Loaded down to the gunwales, M30
set out for Chustan at 1.45 a.m. on 10 February to relieve M32 and, after a 6 hour passage, was soon disgorging her stores to Raglan, Ribble, Mary Rose and California. Captain Raikes, RN, of Raglan, now the senior officer of the
bombardment group and the associated vessels, considered that the weather was
too bad for the aviators to take to the air or his ship to put to sea, but the
men of M30 had no “make and mend” as their ship was ordered out early in the
afternoon, with the motor boat California
in attendance, to shell military establishments on the tiny islet of
Clazomenae. Anchoring south of Kilsali,
M30 fired 23 rounds of 6” lyddite at
a range of 10,550 yds, during which bombardment, so it was reported, buildings
occupied by troops and a signal station were “practically destroyed” (10). On the following day, with rain and a strong
wind from the south east still persisting, M30
was again the only monitor in action, being despatched to complete the
destruction of the buildings on Clazomenae and then to shell a large
establishment near the town of Vourlah which was being used as a barracks for
500 men: the aim was good, the building was reduced to rubble, the terrified
survivors fleeing for the hills. On
this occasion a buoy was laid at a carefully plotted position to which the ship
returned before each round was fired if driven away in the meantime by the high
wind, the current or the blast and recoil of the guns.
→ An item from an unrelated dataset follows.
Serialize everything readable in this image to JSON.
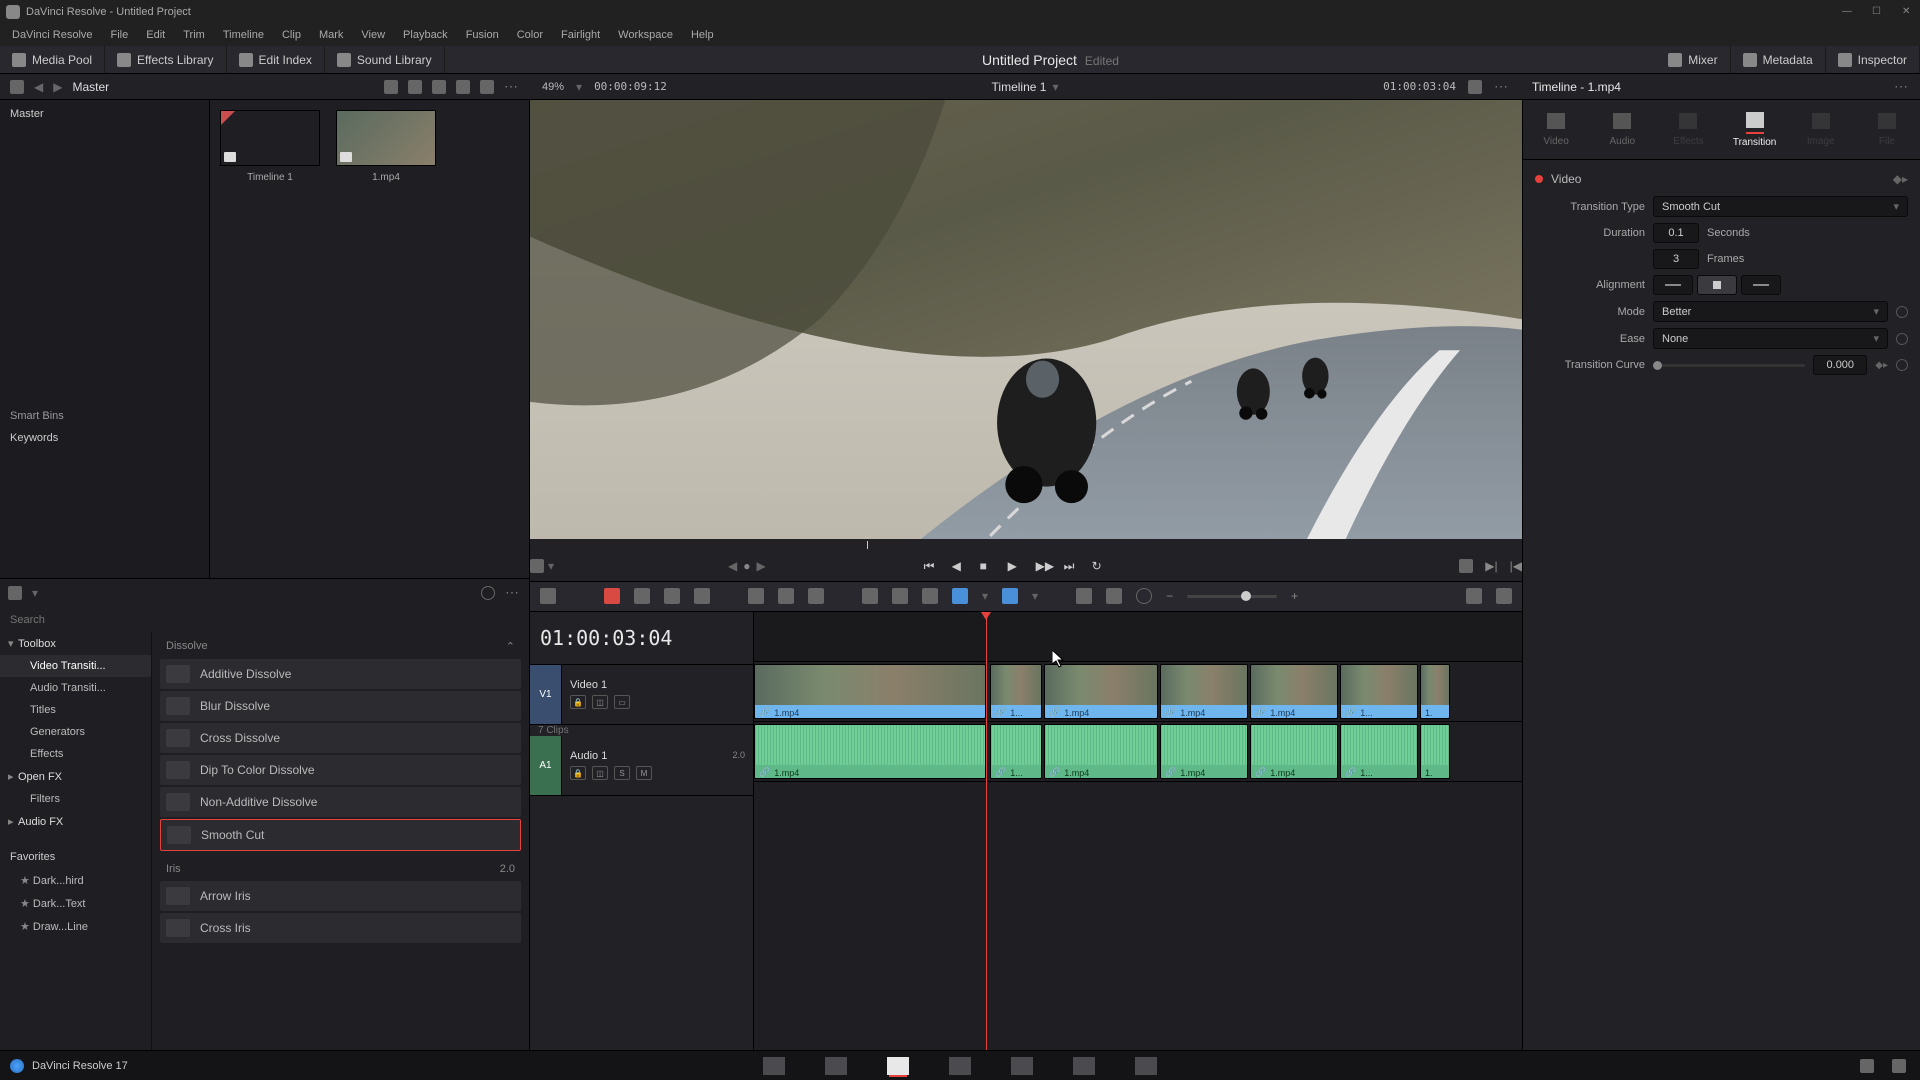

By adopting this tactic, and others, to
counter the capricious motion of the ship, with experience and with practice
and by using to advantage the newly issued, large scale, accurate squared
chart, M30’s gunnery had reached a
far higher standard of accuracy than was apparent when, an apprentice to her
trade, her main armament was first fired in anger in the Gulf of Saros. By
12 February the weather had cleared, allowing Raglan and M22 (M16’s relief) to
resume the bombardment of the batteries and military establishments grouped
around Yeni Kale and Sanjac Fort. These
ships, with their larger calibre guns, had first claim on the services of the
French aircraft, so that M30 was left
to spot the fall of shot from her low bridge, tackling a barracks near Kirizman
with some success, setting the building and the associated houses on fire. On the following day M30 faced a fresh challenge for she was sent, with Morton Smart’s
California, to seek out a newly mounted, concealed battery which, an agent in
Smyrna had reported, was sited near the village of Kolitza on the Gul-Baghche
peninsula. When the unwary Turks opened
fire on California, the stalking horse, M30
replied with 13 6” shells (11 Lyddite and 2 shrapnel) and thus “by good
shooting silenced the guns”, as Captain Grant reported to his CinC (11). For good measure, it was reported that the
enemy artillerymen, when faced with “the precision fire of M30” (12), deserted their guns and took shelter in the neighbouring
village of Mantissa, busying themselves, as Commander Morton Smart observed
later, constructing an earthwork to house a heavy battery which, eventually,
was to bring Long Island under fire. After
his success against the Kolitza guns, Lt.Commander Lockyer took his ship into
the Gulf of Gul – Baghche to deal with a base which, an informant suggested,
had been built on the western shore of the peninsula. This establishment, if it existed, was too well camouflaged in
the green and dun background to be found, but 15 6” shells were fired at
different targets with unreported results.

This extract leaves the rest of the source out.